Prof. Dr. Steffen Gramminger, Geschäftsführer der Hessischen Krankenhausgesellschaft, war als Gastgeber gleich zu Beginn im Gespräch. Und er machte klar: Die Krankenhausreform wird nur funktionieren, wenn Pflege mitgedacht wird. Nicht als nettes Add-on, sondern als tragende Säule. Und das bedeutet auch: neue Versorgungsformen, neue Rollen, neue Prioritäten. Die Pflege von morgen braucht andere Rahmenbedingungen. Und andere Erwartungen an sich selbst.

Pflege ambulant und akademisch

Ein zentrales Thema auf dem HKG-Pflegetag war die große Krankenhausreform.

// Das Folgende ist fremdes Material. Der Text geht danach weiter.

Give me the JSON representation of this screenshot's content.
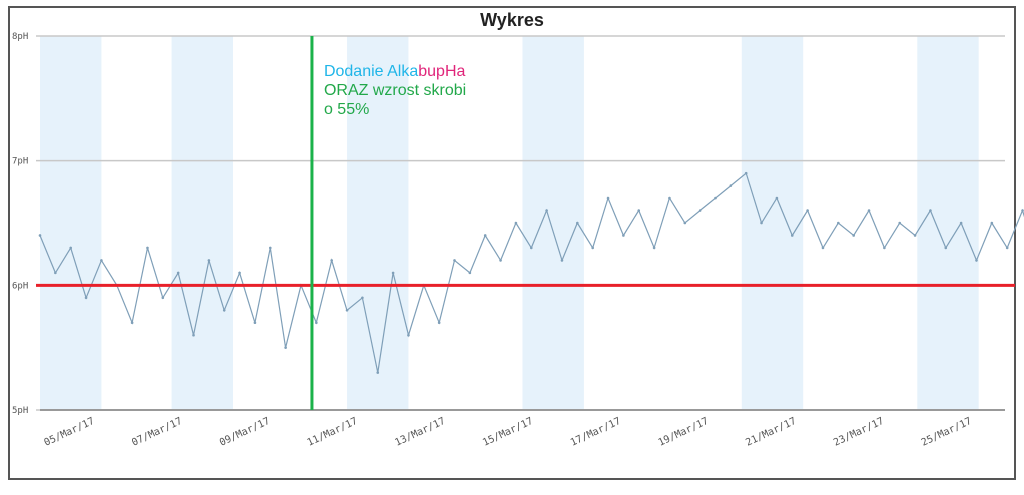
{
  "chart_data": {
    "type": "line",
    "title": "Wykres",
    "xlabel": "",
    "ylabel": "",
    "y_unit": "pH",
    "y_ticks": [
      {
        "value": 8,
        "label": "8pH"
      },
      {
        "value": 7,
        "label": "7pH"
      },
      {
        "value": 6,
        "label": "6pH"
      },
      {
        "value": 5,
        "label": "5pH"
      }
    ],
    "ylim": [
      5,
      8
    ],
    "x_tick_labels": [
      "05/Mar/17",
      "07/Mar/17",
      "09/Mar/17",
      "11/Mar/17",
      "13/Mar/17",
      "15/Mar/17",
      "17/Mar/17",
      "19/Mar/17",
      "21/Mar/17",
      "23/Mar/17",
      "25/Mar/17"
    ],
    "xlim": [
      "04/Mar/17",
      "26/Mar/17"
    ],
    "series": [
      {
        "color": "#7f9fb8",
        "x_days_from_start": [
          0.0,
          0.35,
          0.7,
          1.05,
          1.4,
          1.75,
          2.1,
          2.45,
          2.8,
          3.15,
          3.5,
          3.85,
          4.2,
          4.55,
          4.9,
          5.25,
          5.6,
          5.95,
          6.3,
          6.65,
          7.0,
          7.35,
          7.7,
          8.05,
          8.4,
          8.75,
          9.1,
          9.45,
          9.8,
          10.15,
          10.5,
          10.85,
          11.2,
          11.55,
          11.9,
          12.25,
          12.6,
          12.95,
          13.3,
          13.65,
          14.0,
          14.35,
          14.7,
          15.05,
          15.4,
          15.75,
          16.1,
          16.45,
          16.8,
          17.15,
          17.5,
          17.85,
          18.2,
          18.55,
          18.9,
          19.25,
          19.6,
          19.95,
          20.3,
          20.65,
          21.0,
          21.35,
          21.7,
          22.05,
          22.4,
          22.75,
          23.1,
          23.45
        ],
        "values": [
          6.4,
          6.1,
          6.3,
          5.9,
          6.2,
          6.0,
          5.7,
          6.3,
          5.9,
          6.1,
          5.6,
          6.2,
          5.8,
          6.1,
          5.7,
          6.3,
          5.5,
          6.0,
          5.7,
          6.2,
          5.8,
          5.9,
          5.3,
          6.1,
          5.6,
          6.0,
          5.7,
          6.2,
          6.1,
          6.4,
          6.2,
          6.5,
          6.3,
          6.6,
          6.2,
          6.5,
          6.3,
          6.7,
          6.4,
          6.6,
          6.3,
          6.7,
          6.5,
          6.6,
          6.7,
          6.8,
          6.9,
          6.5,
          6.7,
          6.4,
          6.6,
          6.3,
          6.5,
          6.4,
          6.6,
          6.3,
          6.5,
          6.4,
          6.6,
          6.3,
          6.5,
          6.2,
          6.5,
          6.3,
          6.6,
          6.2,
          6.5,
          6.4
        ]
      }
    ],
    "reference_lines": [
      {
        "type": "horizontal",
        "value": 6,
        "color": "#e8202a"
      },
      {
        "type": "vertical",
        "at": "10/Mar/17",
        "color": "#1bb24a"
      }
    ],
    "shaded_bands_color": "#e6f2fb",
    "annotation": {
      "segments": [
        {
          "text": "Dodanie Alka",
          "color": "#1fb5e8"
        },
        {
          "text": "bupHa",
          "color": "#e0257a"
        }
      ],
      "line2": {
        "text": "ORAZ wzrost skrobi",
        "color": "#22a84a"
      },
      "line3": {
        "text": "o 55%",
        "color": "#22a84a"
      }
    },
    "grid": true,
    "legend": "none"
  }
}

Zentralisierung, Ambulantisierung, neue Leistungsgruppen. Klingt nach Verwaltung, meint aber: Wie und wo werden Patient:innen in Zukunft versorgt? Und von wem?

„Wir müssen raus aus der Opferrolle. Pflege sollte Verantwortung freiwillig übernehmen – nicht blockieren mit 'das ist nicht meine Aufgabe'.“
- Prof. Dr. Steffen Gramminger

Die Antworten darauf zeigen, dass Pflege noch viel stärker gefordert sein wird als bisher. Gerade in ländlichen Regionen, wo kleine Kliniken schließen oder umgewidmet werden. Wo Versorgungslücken entstehen, die irgendwer schließen muss. Und das heißt: Pflegefachpersonen brauchen Kompetenzen, Entscheidungsspielräume und Sichtbarkeit.

Die Generalistik, das Pflegekompetenzgesetz und Konzepte wie Community Health Nursing oder Advanced Practice Nursing sind dabei keine Spielereien, sondern konkrete Antworten auf reale Lücken. Aber: Diese neuen Rollen müssen auch gewollt, verstanden und finanziert werden. Sonst bleibt es beim Lippenbekenntnis.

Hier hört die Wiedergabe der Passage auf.